If OpenMTP behaves on your combo after these tweaks, fine, keep it.
If you are still chasing random drops and crawling speeds, do not waste more hours. Install MacDroid, test on the same cable, and see if your 10 GB test finishes clean. If it does, use that for big jobs and keep lighter tools or NearDrop style stuff for quick one offs.

You’re not misconfiguring much. OpenMTP is just finicky by nature, especially with big transfers.

@​mikeappsreviewer and @​himmelsjager already covered the usual suspects (USB debugging, cables, batching files, etc.), so I’ll skip rehashing those. A few extra angles that actually changed things for me:

  1. Check if the phone vendor is the real villain
    Some Android skins are way worse with MTP on macOS than others. On my old Xiaomi and a friend’s Oppo, OpenMTP was basically “connect → tease you with a directory listing → die mid‑transfer.” Same cable, same Mac, swapped in a Pixel and suddenly OpenMTP behaved.
    If you have a Samsung / Xiaomi / Huawei type device, half of what you’re seeing is their USB stack, not OpenMTP. In my case, no tuning fixed that fully.

  2. Avoid touching the phone while copying
    This sounds dumb, but interactively using the phone (camera, switching apps, even some notifications) caused transfer hiccups for me in a way I never see on Windows.

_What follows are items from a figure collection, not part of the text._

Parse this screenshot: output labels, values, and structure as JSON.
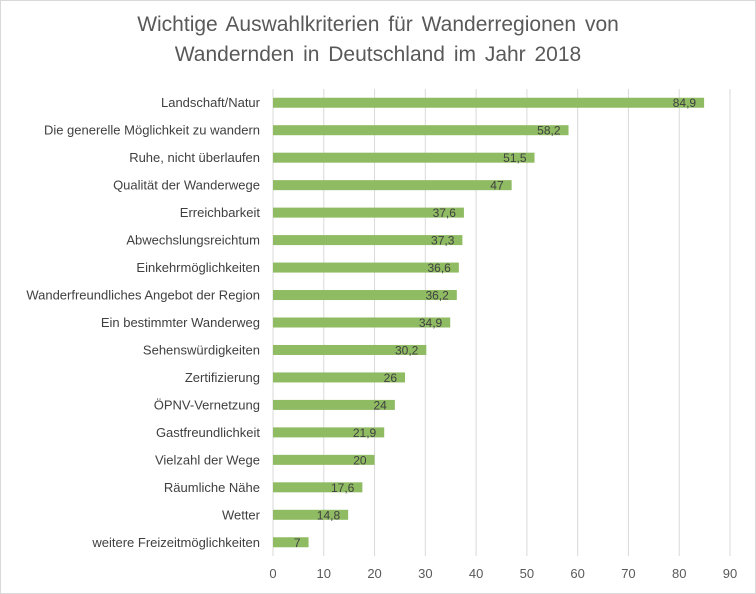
{
  "chart_data": {
    "type": "bar",
    "orientation": "horizontal",
    "title_line1": "Wichtige Auswahlkriterien für Wanderregionen von",
    "title_line2": "Wandernden in Deutschland im Jahr 2018",
    "categories": [
      "Landschaft/Natur",
      "Die generelle Möglichkeit zu wandern",
      "Ruhe, nicht überlaufen",
      "Qualität der Wanderwege",
      "Erreichbarkeit",
      "Abwechslungsreichtum",
      "Einkehrmöglichkeiten",
      "Wanderfreundliches Angebot der Region",
      "Ein bestimmter Wanderweg",
      "Sehenswürdigkeiten",
      "Zertifizierung",
      "ÖPNV-Vernetzung",
      "Gastfreundlichkeit",
      "Vielzahl der Wege",
      "Räumliche Nähe",
      "Wetter",
      "weitere Freizeitmöglichkeiten"
    ],
    "values": [
      84.9,
      58.2,
      51.5,
      47,
      37.6,
      37.3,
      36.6,
      36.2,
      34.9,
      30.2,
      26,
      24,
      21.9,
      20,
      17.6,
      14.8,
      7
    ],
    "value_labels": [
      "84,9",
      "58,2",
      "51,5",
      "47",
      "37,6",
      "37,3",
      "36,6",
      "36,2",
      "34,9",
      "30,2",
      "26",
      "24",
      "21,9",
      "20",
      "17,6",
      "14,8",
      "7"
    ],
    "xlim": [
      0,
      90
    ],
    "xticks": [
      0,
      10,
      20,
      30,
      40,
      50,
      60,
      70,
      80,
      90
    ],
    "xtick_labels": [
      "0",
      "10",
      "20",
      "30",
      "40",
      "50",
      "60",
      "70",
      "80",
      "90"
    ],
    "grid": "vertical",
    "legend": "none",
    "colors": {
      "bar": "#8fbb62",
      "grid": "#d9d9d9",
      "text": "#404040",
      "title": "#595959"
    }
  }
}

For large batches, I literally:

    • Plug in
    • Start transfer
    • Put the phone face down and walk away
      If I doomscrolled during copy, I got more random disconnects. That was repeatable.
  3. Don’t trust MTP for “mission critical” archives
    You mentioned large files and failures. My rule now: if it’s a one‑time archival move (vacation photos, 4K footage, backups), I do one run with OpenMTP as a test and then verify counts and sizes:

    • Compare number of files on phone vs Mac
    • Spot‑check some big videos actually open on the Mac
      If I see even a single random failure, I stop using MTP for that type of job. MTP is a protocol designed like it hates reliability when pushed.
  4. Alternative I’d seriously consider in your case
    With your combo of disconnects + slowness + failures, you’re basically in “stop trying to tame it” territory. That’s where a tool like MacDroid shines: it mounts the Android device directly in Finder so it behaves more like a drive instead of this weird remote file browser.
    In practice for me:

    • OpenMTP: better when it works, but fragile under heavy loads
    • MacDroid: slightly boring UI, but more stable and usually faster for big 10–50 GB moves
      Given your symptoms, MacDroid is the one I’d test next with exactly the same cable and files. If your 10+ GB batch finishes cleanly in Finder using MacDroid and fails under OpenMTP, that’s your answer right there.
  5. Minor disagreement with the others
    I actually don’t bother with USB debugging anymore on newer devices. On my Pixel and recent Samsung, it added prompts and sometimes made the phone behave like it was connected to ADB tools instead of just doing file transfers. For me, debugging only helped on older hardware. I’d treat it as a last resort, not a default step.

If I were in your shoes: keep OpenMTP only as a quick, free test tool. For regular heavy transfers and archiving big media libraries, switch to something like MacDroid for Android file transfer on Mac and stop trying to bend MTP into being something it isn’t.